Code-switching ist eine sprachliche Ressource der Jugendlichen. Die Arbeit zeigt auf, dass Schulen häufig negativ darauf reagieren, anstatt die Fähigkeit zur flexiblen Sprachwahl als Kompetenz für interkulturelles Lernen zu nutzen.
Was bedeutet der "monolinguale Habitus" der Schule?
Dieser Begriff beschreibt das Festhalten an der Einsprachigkeit als Ideal. Er führt dazu, dass die Mehrsprachigkeit von Schülern als Defizit statt als Potenzial wahrgenommen wird, was die Bildungschancen der Migrantenjugendlichen verschlechtert.
Welche Rolle spielt die Identitätsentwicklung?

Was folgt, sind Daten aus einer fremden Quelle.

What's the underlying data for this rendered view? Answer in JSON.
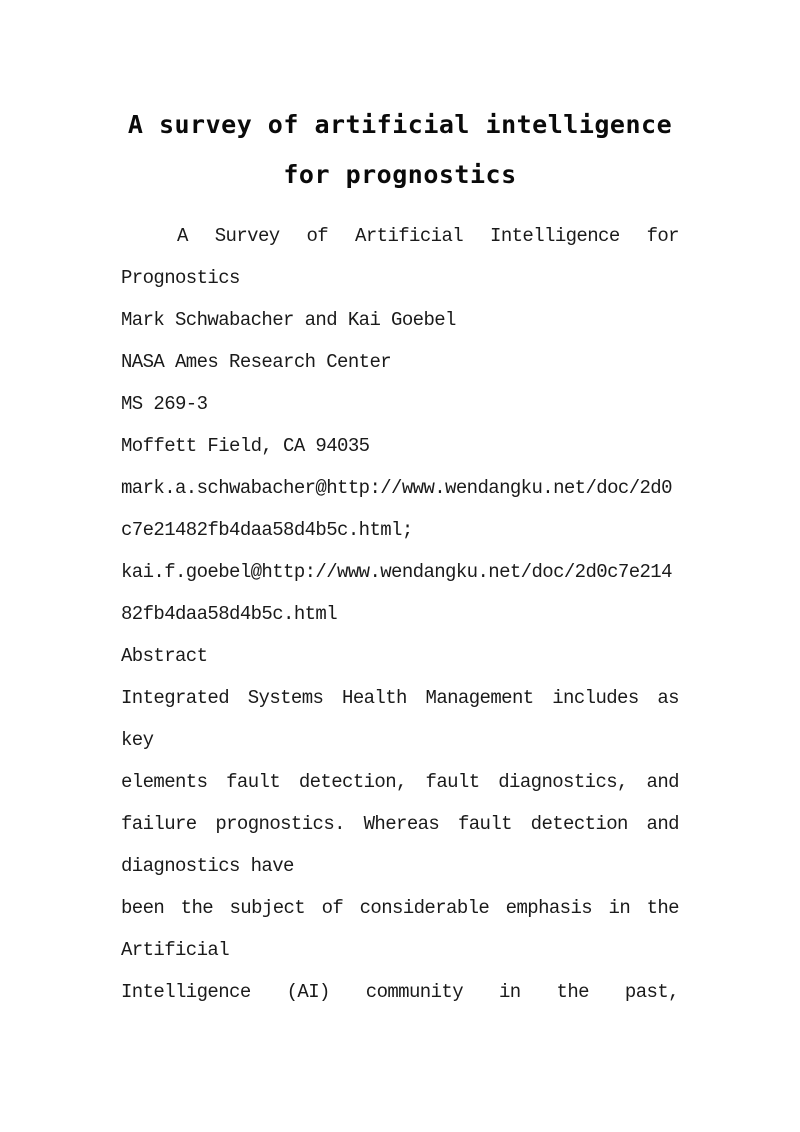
{
  "document": {
    "title_lines": [
      "A survey of artificial intelligence",
      "for prognostics"
    ],
    "lines": [
      {
        "text": "A Survey of Artificial Intelligence for",
        "justify": true,
        "indent": true
      },
      {
        "text": "Prognostics",
        "justify": false
      },
      {
        "text": "Mark Schwabacher and Kai Goebel",
        "justify": false
      },
      {
        "text": "NASA Ames Research Center",
        "justify": false
      },
      {
        "text": "MS 269-3",
        "justify": false
      },
      {
        "text": "Moffett Field, CA 94035",
        "justify": false
      },
      {
        "text": "mark.a.schwabacher@http://www.wendangku.net/doc/2d0",
        "justify": false
      },
      {
        "text": "c7e21482fb4daa58d4b5c.html;",
        "justify": false
      },
      {
        "text": "kai.f.goebel@http://www.wendangku.net/doc/2d0c7e214",
        "justify": false
      },
      {
        "text": "82fb4daa58d4b5c.html",
        "justify": false
      },
      {
        "text": "Abstract",
        "justify": false
      },
      {
        "text": "Integrated Systems Health Management includes as",
        "justify": true
      },
      {
        "text": "key",
        "justify": false
      },
      {
        "text": "elements fault detection, fault diagnostics, and",
        "justify": true
      },
      {
        "text": "failure prognostics. Whereas fault detection and",
        "justify": true
      },
      {
        "text": "diagnostics have",
        "justify": false
      },
      {
        "text": "been the subject of considerable emphasis in the",
        "justify": true
      },
      {
        "text": "Artificial",
        "justify": false
      },
      {
        "text": "Intelligence (AI) community in the past,",
        "justify": true
      }
    ]
  }
}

Die Identitätsentwicklung ist bei Migrantenjugendlichen eng mit ihrer Sprachpraxis verknüpft. Sprachmischung dient hierbei oft als funktionaler Ausdruck einer hybriden Identität, die sich zwischen der Herkunftsgesellschaft und dem deutschen Lebensumfeld bewegt.
Was sind die Anforderungen an Lehrkräfte?
Lehrkräfte müssen interkulturelle Kompetenzen entwickeln, Vorurteile abbauen und Mehrsprachigkeit als Ressource begreifen, um auf die vielfältigen Hintergründe ihrer Schülerschaft professionell und wertschätzend reagieren zu können.